Q - Oui, mais les Anglais ne peuvent pas déclencher le feu nucléaire sans le feu vert américain ? Et les Allemands ?
R - Voudriez-vous que nous soyons soumis également au feu vert américain, si notre intérêt, si notre défense était en jeu ? Vous m'avez posé également une question en ce qui concerne les Allemands. Sur le nucléaire, les Allemands ont une position, je dirais de principe, qui ne concerne d'ailleurs pas simplement le nucléaire militaire mais également le nucléaire civil. Aujourd'hui effectivement, cette discussion n'est pas possible. Nous verrons plus tard.
Q - Un mot tout de même de la polémique engagée sur le budget. La gauche vous dit, mais comment, pourquoi tant d'argent pour la défense aujourd'hui ? Quels sont les arguments que vous opposez ? On vient d'entendre en effet les périls, qui semble-t-il nous menacent, est-ce que vraiment ça nécessite que la défense aujourd'hui soit le deuxième budget de l'Etat ?
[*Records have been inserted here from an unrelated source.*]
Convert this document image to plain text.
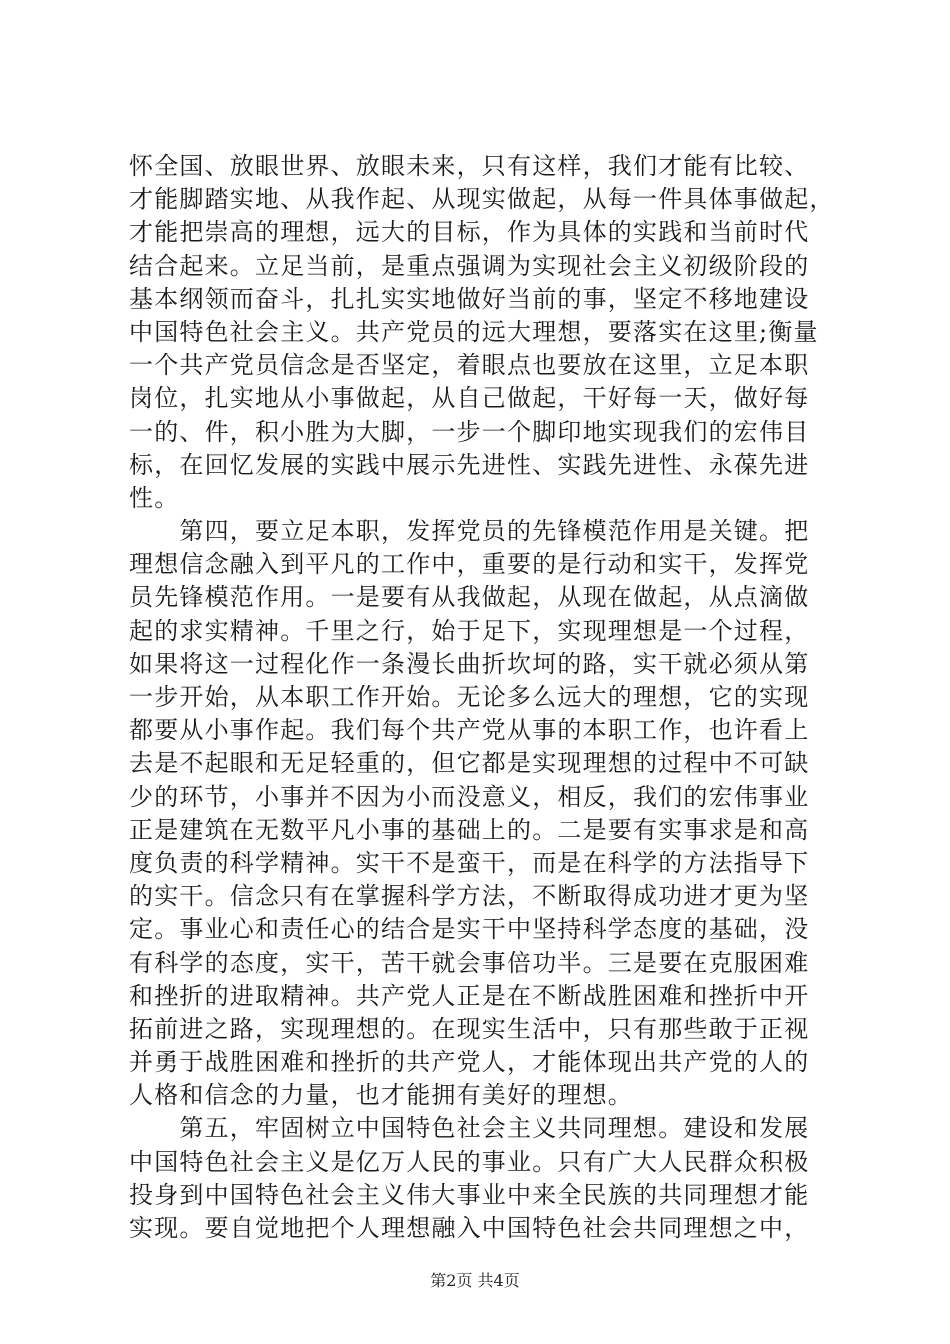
怀全国、放眼世界、放眼未来，只有这样，我们才能有比较、
才能脚踏实地、从我作起、从现实做起，从每一件具体事做起，
才能把崇高的理想，远大的目标，作为具体的实践和当前时代
结合起来。立足当前，是重点强调为实现社会主义初级阶段的
基本纲领而奋斗，扎扎实实地做好当前的事，坚定不移地建设
中国特色社会主义。共产党员的远大理想，要落实在这里;衡量
一个共产党员信念是否坚定，着眼点也要放在这里，立足本职
岗位，扎实地从小事做起，从自己做起，干好每一天，做好每
一的、件，积小胜为大脚，一步一个脚印地实现我们的宏伟目
标，在回忆发展的实践中展示先进性、实践先进性、永葆先进
性。
　　第四，要立足本职，发挥党员的先锋模范作用是关键。把
理想信念融入到平凡的工作中，重要的是行动和实干，发挥党
员先锋模范作用。一是要有从我做起，从现在做起，从点滴做
起的求实精神。千里之行，始于足下，实现理想是一个过程，
如果将这一过程化作一条漫长曲折坎坷的路，实干就必须从第
一步开始，从本职工作开始。无论多么远大的理想，它的实现
都要从小事作起。我们每个共产党从事的本职工作，也许看上
去是不起眼和无足轻重的，但它都是实现理想的过程中不可缺
少的环节，小事并不因为小而没意义，相反，我们的宏伟事业
正是建筑在无数平凡小事的基础上的。二是要有实事求是和高
度负责的科学精神。实干不是蛮干，而是在科学的方法指导下
的实干。信念只有在掌握科学方法，不断取得成功进才更为坚
定。事业心和责任心的结合是实干中坚持科学态度的基础，没
有科学的态度，实干，苦干就会事倍功半。三是要在克服困难
和挫折的进取精神。共产党人正是在不断战胜困难和挫折中开
拓前进之路，实现理想的。在现实生活中，只有那些敢于正视
并勇于战胜困难和挫折的共产党人，才能体现出共产党的人的
人格和信念的力量，也才能拥有美好的理想。
　　第五，牢固树立中国特色社会主义共同理想。建设和发展
中国特色社会主义是亿万人民的事业。只有广大人民群众积极
投身到中国特色社会主义伟大事业中来全民族的共同理想才能
实现。要自觉地把个人理想融入中国特色社会共同理想之中，
第2页 共4页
R - La défense, c'est notre assurance sécurité à tous, face à ces crises régionales, dont certaines sont à nos portes comme dans les Balkans, face à la menace terroriste ou face à la prolifération d'armes de destruction massive. Ce n'est pas un luxe ! Pour la défense, on ne peut pas dire que l'on fait un effort une année et que l'année suivante, on baisse sa garde. Non, ce n'est pas possible. Le vrai problème aujourd'hui, c'est que la gauche, et notamment le dernier gouvernement socialiste, alors même qu'il y avait une croissance fantastique de plus de 4 % pendant des années, il ne faut pas l'oublier, a pris sur le budget de la défense. Au lieu d'accompagner la professionnalisation des armées en suivant ce qui avait été prévu par la loi de programmation, la gauche a amputé de 20 % ce budget de la défense. Le résultat, on l'a vu. A mon arrivée, plusieurs rapports parlementaires le soulignaient, 50 % de nos avions ou de nos hélicoptères militaires étaient cloués au sol, faute de pièces détachées. Ceci mettait en jeu et notre capacité de protéger la France et les Français hors de France, mais également la vie de nos soldats. Leur entraînement avait en effet été réduit en-dessous des normes de l'OTAN. Or cet entraînement, c'est d'abord leur sécurité. Si aujourd'hui, un budget important doit être consacré à la défense alors même que les conditions économiques sont difficiles, c'est aussi parce qu'il nous faut rattraper le retard laissé par les socialistes. Nous avons à la fois besoin de rattraper ce retard et besoin de nous mettre à jour pour pouvoir réellement nous protéger et protéger les Français. Regardez ce qui s'est passé en Côte d'Ivoire, en République Centrafricaine, au Liberia ; il a fallu qu'en quelques jours, des militaires français aillent protéger des Français et beaucoup d'autres ressortissants étrangers. Parce qu'on l'oublie trop souvent, il y a beaucoup d'Européens et de ressortissants étrangers dans les zones de combats. Et qui risquait sa vie là-bas ? Ce sont les militaires français qui sont allés les sauver, c'est-à-dire les sortir de ces zones de combats grâce aux équipements que nous avions pu commencer à remettre sur pied.